Experienced investors review the use-of-proceeds section early in their diligence because it tells them something more fundamental than any specific number: it tells them whether the sponsor has thought carefully about how the capital will actually be deployed and is willing to be specific about the economics. A section that describes acquisition, renovation, operation, and general purposes in a single sentence tells the investor that the sponsor either has not worked through the allocation in detail or has worked through it but prefers not to disclose it. Neither of those impressions builds confidence in the offering.

A section that shows a table with named categories, approximate amounts or ranges, a gross-to-net reconciliation that identifies sponsor fees and offering expenses separately from property-level uses, an explanation of how the renovation budget was developed and what contingency has been included, and a clear statement of what happens to the allocation if the offering raises only the minimum amount tells the investor that the sponsor understands the deal’s economics and is willing to be transparent about them. That transparency is itself a form of investor confidence building that is separate from the legal disclosure obligation.

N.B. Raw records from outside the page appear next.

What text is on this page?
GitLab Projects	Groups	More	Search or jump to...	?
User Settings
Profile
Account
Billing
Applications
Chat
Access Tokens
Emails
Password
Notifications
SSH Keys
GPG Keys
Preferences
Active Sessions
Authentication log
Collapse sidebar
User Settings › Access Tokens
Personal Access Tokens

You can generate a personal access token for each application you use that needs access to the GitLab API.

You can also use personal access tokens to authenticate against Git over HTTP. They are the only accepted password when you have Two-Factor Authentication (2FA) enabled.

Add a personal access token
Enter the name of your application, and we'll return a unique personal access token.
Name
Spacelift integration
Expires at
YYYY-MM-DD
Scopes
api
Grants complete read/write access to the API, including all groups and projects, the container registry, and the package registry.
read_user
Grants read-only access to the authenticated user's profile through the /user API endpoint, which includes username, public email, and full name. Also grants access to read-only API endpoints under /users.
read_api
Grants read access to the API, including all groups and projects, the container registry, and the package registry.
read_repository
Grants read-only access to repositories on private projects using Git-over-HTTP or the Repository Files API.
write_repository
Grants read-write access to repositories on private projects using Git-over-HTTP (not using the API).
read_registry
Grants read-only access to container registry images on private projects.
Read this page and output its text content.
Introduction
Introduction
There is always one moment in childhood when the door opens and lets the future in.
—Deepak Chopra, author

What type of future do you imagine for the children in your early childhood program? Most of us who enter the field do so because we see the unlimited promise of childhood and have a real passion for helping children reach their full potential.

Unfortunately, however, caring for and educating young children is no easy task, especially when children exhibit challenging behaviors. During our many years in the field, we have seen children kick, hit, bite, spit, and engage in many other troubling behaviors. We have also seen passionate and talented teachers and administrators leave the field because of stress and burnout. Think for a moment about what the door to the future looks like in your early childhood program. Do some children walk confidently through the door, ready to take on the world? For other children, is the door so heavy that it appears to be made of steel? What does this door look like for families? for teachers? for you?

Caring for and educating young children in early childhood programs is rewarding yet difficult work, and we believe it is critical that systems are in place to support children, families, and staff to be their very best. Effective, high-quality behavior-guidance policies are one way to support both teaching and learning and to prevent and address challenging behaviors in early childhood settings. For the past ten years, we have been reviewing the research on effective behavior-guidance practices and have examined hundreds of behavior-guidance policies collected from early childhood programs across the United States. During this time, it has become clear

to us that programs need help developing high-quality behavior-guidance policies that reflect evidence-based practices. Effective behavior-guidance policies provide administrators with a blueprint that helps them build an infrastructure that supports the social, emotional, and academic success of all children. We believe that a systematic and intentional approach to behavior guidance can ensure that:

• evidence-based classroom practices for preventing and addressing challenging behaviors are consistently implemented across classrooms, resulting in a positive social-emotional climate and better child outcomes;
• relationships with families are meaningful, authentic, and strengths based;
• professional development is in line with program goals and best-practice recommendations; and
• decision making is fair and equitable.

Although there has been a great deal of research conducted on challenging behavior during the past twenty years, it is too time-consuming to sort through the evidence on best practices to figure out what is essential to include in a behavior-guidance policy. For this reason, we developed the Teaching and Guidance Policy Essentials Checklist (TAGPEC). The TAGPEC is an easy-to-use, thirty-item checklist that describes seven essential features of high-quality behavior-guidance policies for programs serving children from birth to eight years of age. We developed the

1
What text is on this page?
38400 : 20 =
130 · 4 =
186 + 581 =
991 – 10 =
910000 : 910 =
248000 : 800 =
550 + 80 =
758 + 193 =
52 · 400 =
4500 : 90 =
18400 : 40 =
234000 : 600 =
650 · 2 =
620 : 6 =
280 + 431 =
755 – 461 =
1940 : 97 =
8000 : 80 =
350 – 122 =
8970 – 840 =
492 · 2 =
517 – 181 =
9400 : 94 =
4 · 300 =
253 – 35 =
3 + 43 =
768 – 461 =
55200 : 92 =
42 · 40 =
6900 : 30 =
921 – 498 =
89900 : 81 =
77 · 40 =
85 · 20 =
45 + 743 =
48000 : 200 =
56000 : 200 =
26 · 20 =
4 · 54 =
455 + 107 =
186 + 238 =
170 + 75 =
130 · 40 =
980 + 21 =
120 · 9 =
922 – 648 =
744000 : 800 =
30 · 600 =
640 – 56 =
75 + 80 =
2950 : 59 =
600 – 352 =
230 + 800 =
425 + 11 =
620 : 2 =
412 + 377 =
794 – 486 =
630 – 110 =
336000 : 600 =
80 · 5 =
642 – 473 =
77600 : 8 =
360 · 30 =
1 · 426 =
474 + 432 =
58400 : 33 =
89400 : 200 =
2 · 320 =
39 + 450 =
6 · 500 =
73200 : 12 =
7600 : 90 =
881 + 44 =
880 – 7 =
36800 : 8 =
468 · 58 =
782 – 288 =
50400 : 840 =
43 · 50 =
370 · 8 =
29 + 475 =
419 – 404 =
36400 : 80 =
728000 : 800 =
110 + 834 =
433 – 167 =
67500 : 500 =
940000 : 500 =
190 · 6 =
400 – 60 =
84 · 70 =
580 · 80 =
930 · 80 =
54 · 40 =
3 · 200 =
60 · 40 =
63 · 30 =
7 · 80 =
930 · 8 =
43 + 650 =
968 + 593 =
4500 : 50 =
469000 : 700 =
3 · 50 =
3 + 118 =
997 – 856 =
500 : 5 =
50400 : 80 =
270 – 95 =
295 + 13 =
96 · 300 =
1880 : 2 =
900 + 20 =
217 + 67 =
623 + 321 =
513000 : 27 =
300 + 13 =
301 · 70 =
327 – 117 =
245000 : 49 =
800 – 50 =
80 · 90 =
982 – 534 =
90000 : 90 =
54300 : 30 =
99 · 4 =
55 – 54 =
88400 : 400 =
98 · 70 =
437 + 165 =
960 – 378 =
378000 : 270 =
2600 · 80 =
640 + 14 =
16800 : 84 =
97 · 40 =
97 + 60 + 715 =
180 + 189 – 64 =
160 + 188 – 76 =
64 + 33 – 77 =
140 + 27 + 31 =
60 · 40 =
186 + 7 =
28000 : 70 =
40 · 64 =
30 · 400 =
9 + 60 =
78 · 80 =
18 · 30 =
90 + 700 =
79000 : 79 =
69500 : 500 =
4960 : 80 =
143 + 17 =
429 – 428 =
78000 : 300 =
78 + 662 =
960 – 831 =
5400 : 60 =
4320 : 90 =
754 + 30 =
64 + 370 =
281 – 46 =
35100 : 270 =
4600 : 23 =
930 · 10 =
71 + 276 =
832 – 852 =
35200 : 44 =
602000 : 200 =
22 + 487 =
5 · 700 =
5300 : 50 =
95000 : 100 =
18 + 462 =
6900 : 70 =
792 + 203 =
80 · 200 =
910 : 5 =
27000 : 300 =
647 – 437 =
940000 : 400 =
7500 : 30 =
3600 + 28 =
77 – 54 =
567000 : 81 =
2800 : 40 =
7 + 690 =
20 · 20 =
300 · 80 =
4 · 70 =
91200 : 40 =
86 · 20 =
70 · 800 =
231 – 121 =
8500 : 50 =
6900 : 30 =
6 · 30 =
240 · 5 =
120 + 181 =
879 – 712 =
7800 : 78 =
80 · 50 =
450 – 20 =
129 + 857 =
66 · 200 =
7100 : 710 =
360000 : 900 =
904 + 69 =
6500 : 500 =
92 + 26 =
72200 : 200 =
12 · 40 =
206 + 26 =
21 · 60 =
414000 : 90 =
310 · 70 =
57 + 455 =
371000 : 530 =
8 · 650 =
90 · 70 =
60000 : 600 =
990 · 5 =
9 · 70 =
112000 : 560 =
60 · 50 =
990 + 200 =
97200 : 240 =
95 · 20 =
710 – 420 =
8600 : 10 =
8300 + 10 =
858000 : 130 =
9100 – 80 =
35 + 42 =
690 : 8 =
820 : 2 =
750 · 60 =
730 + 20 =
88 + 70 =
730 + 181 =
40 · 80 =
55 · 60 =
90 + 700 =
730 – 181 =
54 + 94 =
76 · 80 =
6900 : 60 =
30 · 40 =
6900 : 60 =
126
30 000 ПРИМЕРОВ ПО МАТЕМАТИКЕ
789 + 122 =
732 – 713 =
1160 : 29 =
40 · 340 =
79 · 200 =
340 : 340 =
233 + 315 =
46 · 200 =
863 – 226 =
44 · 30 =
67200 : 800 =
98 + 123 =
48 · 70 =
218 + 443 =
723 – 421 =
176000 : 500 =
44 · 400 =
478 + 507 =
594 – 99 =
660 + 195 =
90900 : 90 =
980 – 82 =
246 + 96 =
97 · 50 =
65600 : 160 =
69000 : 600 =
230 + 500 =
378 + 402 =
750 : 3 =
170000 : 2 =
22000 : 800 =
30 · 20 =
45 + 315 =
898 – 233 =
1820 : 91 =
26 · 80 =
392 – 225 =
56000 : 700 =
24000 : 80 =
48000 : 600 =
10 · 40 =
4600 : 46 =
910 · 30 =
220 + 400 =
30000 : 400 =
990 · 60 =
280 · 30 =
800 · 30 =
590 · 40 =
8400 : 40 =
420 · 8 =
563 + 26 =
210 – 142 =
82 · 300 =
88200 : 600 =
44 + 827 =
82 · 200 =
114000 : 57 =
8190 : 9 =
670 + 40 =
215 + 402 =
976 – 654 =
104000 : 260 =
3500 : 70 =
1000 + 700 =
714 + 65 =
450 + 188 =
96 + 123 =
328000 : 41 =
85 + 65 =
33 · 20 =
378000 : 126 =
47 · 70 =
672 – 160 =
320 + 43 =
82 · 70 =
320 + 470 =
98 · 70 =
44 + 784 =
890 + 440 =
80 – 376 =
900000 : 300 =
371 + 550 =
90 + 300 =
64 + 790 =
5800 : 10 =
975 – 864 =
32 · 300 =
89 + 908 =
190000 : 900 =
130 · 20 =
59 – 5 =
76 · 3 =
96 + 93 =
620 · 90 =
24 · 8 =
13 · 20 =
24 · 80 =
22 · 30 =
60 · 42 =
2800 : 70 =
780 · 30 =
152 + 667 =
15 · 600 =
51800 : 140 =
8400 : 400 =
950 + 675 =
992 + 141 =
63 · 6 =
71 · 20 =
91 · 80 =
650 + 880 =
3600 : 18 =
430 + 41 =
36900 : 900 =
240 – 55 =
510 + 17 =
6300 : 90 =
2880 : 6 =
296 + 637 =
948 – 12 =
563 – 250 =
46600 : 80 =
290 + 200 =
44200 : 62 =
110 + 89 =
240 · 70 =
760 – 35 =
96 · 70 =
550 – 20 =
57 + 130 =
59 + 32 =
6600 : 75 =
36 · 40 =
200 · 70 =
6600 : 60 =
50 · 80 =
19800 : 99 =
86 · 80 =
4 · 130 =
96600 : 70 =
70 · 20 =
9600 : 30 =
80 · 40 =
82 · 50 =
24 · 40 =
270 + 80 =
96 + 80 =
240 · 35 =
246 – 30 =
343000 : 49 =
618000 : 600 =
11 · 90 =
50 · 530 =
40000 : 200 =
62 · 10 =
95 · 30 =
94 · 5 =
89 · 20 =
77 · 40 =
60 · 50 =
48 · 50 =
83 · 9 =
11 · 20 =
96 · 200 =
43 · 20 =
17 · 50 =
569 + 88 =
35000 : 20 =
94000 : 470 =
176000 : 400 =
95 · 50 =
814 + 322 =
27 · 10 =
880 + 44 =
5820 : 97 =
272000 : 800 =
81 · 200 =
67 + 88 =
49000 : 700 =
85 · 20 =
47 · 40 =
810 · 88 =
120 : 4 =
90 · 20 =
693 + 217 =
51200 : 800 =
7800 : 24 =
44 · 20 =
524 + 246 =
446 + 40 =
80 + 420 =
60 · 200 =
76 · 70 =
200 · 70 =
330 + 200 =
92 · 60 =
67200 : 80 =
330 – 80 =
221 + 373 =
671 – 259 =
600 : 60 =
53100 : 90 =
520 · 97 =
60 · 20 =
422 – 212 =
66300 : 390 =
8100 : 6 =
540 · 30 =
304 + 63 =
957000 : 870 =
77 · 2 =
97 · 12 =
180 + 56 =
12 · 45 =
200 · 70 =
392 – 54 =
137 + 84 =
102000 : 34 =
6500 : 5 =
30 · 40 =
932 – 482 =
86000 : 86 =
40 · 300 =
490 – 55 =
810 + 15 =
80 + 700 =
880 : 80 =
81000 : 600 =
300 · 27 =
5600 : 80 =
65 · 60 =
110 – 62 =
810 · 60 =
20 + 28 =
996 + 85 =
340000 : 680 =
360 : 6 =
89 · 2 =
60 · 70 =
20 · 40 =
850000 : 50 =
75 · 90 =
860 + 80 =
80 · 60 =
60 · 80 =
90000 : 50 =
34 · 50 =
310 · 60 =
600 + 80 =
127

The legal disclosure obligation and the commercial transparency objective point to exactly the same document. A use-of-proceeds section that is specific enough to be legally defensible is also specific enough to be genuinely informative. The drafting work required to produce that section is the same work required to understand the deal’s capital structure deeply enough to operate it effectively, which means sponsors who take the use-of-proceeds section seriously are also sponsors who understand their own deals better than those who treat it as a paragraph to be filled in before the PPM goes out.